Теперь нужно поскорее забыть о том, что произошло три года назад. Все это несущественно, вместе с Юттой исчез из Дашиной жизни страх. Она уже не боится, что кто-то мог узнать и сказать. Все прошло, все прошло…

ВОЛГОГРАД, РОССИЯ, ФЕВРАЛЬ 2002 ГОДА

Катя Ипатова натужно улыбнулась и попыталась в который раз убрать назойливую руку Германа Петровича со своей коленки. Однако ее кавалер, плотный и высокий мужчина лет сорока пяти, коротко постриженный, с бобриком серебристых седых волос, не желал понимать отказа. Герман Петрович Варавва привык получать то, что хотел. Причем — всегда. А сейчас он хотел одного — заполучить Катю Ипатову.
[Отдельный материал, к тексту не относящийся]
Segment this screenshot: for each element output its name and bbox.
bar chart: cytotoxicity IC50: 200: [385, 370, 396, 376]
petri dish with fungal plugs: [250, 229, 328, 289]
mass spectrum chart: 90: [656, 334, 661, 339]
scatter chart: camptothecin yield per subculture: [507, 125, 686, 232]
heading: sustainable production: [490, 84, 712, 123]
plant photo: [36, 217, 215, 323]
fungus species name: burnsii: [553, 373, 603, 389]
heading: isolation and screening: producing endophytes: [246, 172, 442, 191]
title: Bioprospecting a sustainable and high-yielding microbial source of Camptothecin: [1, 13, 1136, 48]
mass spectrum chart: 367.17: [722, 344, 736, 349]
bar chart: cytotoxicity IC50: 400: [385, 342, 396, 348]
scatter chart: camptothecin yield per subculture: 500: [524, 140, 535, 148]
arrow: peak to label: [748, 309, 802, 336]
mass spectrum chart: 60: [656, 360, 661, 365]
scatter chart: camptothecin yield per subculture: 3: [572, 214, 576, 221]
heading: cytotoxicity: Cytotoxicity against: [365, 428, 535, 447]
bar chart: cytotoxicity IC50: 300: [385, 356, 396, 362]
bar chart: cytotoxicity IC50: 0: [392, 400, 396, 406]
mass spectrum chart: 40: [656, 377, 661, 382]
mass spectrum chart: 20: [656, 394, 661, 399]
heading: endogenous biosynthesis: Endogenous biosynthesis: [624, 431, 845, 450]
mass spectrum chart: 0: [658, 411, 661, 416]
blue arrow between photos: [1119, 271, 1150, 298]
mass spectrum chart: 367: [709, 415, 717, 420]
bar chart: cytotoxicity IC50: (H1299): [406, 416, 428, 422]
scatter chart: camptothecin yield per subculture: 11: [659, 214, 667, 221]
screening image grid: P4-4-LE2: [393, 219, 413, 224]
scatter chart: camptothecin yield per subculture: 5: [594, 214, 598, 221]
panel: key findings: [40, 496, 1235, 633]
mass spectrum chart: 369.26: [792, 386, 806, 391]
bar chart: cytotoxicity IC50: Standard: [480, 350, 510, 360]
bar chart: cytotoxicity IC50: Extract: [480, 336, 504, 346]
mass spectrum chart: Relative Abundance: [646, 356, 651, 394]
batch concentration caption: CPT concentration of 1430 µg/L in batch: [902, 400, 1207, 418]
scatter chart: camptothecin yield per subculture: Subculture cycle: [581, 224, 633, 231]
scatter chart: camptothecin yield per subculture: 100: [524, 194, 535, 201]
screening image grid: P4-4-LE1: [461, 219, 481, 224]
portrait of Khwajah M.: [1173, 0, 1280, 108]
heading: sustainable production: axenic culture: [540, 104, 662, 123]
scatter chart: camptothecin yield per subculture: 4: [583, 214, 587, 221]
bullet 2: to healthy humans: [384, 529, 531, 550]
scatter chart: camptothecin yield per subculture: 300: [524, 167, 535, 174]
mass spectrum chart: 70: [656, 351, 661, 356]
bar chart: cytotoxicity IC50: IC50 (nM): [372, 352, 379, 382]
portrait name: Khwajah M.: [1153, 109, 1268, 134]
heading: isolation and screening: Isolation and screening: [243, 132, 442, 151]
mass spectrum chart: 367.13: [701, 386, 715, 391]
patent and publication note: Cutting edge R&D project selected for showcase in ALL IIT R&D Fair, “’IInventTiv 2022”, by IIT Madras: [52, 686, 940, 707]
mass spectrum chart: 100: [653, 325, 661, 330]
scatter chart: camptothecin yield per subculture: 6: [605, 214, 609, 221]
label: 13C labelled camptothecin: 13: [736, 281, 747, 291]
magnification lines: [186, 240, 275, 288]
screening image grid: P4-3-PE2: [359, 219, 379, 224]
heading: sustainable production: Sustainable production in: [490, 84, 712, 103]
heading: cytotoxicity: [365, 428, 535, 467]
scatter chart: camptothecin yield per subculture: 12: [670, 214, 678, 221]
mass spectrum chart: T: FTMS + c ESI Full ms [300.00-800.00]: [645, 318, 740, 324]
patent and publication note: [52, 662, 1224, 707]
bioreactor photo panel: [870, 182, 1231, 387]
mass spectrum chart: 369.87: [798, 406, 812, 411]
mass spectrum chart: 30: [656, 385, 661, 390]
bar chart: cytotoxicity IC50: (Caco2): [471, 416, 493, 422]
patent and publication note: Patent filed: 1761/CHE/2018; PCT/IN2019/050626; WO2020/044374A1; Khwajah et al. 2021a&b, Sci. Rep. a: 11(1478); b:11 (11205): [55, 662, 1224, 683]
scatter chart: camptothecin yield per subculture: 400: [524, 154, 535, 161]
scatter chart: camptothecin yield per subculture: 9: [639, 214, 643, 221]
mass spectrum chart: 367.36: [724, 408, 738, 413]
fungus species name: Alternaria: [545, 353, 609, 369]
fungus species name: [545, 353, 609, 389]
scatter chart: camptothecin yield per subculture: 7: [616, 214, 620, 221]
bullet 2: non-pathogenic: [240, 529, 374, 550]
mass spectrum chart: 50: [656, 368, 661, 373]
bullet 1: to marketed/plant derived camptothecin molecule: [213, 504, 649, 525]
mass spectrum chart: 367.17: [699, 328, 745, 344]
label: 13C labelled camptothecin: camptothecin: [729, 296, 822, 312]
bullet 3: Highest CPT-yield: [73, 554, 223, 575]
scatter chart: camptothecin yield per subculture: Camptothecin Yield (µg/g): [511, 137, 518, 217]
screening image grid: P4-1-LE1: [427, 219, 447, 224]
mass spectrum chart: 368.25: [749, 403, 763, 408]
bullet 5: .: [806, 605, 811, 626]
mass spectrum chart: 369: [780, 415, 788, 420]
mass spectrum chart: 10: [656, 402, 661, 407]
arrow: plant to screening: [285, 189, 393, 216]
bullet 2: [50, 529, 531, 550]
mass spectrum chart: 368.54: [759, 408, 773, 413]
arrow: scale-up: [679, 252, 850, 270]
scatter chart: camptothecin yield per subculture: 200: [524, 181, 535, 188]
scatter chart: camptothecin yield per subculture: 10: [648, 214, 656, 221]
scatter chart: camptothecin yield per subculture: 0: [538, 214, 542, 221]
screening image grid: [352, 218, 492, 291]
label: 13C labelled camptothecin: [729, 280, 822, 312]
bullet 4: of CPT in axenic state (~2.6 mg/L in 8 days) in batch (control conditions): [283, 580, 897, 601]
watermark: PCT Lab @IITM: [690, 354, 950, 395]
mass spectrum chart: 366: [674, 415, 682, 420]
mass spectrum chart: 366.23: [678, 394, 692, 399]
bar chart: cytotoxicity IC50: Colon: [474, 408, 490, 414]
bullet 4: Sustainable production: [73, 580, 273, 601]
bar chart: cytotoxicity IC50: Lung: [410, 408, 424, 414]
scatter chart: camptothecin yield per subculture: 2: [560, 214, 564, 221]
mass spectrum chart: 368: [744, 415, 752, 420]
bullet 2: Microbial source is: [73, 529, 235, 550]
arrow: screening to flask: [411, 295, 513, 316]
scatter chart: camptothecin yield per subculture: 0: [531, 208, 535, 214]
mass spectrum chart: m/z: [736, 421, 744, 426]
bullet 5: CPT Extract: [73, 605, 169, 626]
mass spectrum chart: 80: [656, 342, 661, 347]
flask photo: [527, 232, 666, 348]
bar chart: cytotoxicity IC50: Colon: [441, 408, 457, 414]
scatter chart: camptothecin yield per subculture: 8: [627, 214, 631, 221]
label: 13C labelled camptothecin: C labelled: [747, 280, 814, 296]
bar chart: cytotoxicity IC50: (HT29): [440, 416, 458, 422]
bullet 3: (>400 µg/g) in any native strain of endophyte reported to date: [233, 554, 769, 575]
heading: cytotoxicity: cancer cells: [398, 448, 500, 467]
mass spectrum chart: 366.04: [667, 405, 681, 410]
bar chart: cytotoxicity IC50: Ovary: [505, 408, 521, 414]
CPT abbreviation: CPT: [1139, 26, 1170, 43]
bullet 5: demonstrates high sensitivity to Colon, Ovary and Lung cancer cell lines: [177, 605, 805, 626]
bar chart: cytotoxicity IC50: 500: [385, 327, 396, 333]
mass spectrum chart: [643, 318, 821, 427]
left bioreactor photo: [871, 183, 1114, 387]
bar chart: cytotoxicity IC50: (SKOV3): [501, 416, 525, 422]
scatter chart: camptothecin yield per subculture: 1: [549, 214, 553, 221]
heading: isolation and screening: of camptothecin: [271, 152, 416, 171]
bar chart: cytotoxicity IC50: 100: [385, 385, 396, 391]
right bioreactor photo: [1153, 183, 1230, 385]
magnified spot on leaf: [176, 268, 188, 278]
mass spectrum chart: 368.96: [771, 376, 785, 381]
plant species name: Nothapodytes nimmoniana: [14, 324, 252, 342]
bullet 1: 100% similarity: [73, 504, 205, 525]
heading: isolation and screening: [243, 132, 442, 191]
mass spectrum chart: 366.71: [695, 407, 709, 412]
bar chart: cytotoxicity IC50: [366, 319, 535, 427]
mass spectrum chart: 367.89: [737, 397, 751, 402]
— Катюша, может, тебе еще вина? — спросил Герман Петрович и, не дожидаясь ответа, щелкнул пальцами, унизанными массивными золотыми перстнями. Появился вышколенный официант, который с приклеенной к лицу улыбкой был готов исполнить любой каприз гостя.

— Так, давай мне еще сто пятьдесят водочки, а девчонке коктейльчик, — барским тоном распорядился Варавва.

— Но, Герман Петрович, я больше не хочу, — попыталась воспротивиться Катя, но кавалер и не слушал ее возражений. Он привык к тому, что ему все и всегда подчиняются. И зачем она вообще согласилась пойти вместе с Вараввой в самый шикарный ресторан города?! Наверное, просто надеялась, что после совместного ужина тот отстанет от нее. Но нет, эта встреча в ресторане была для Германа Петровича прелюдией. Он явно рассчитывал на то, что Катя проникнется к нему симпатией, и за этим вечером последует еще много чего занятного и интересного…

— И мороженое ваше, разноцветное, с ликером, — приказывал Герман Петрович официанту. — Девчонке моей понравилось. Ведь так, Катюша?

И его потная рука снова очутилась у нее на коленке. Катерина не пожалела, что надела длинное платье, хотя Герман Петрович настоятельно просил ее облачиться во что-нибудь покороче. Девушка ощутила, что ее силы на исходе. Она просто даст этому наглецу пощечину — и что тогда?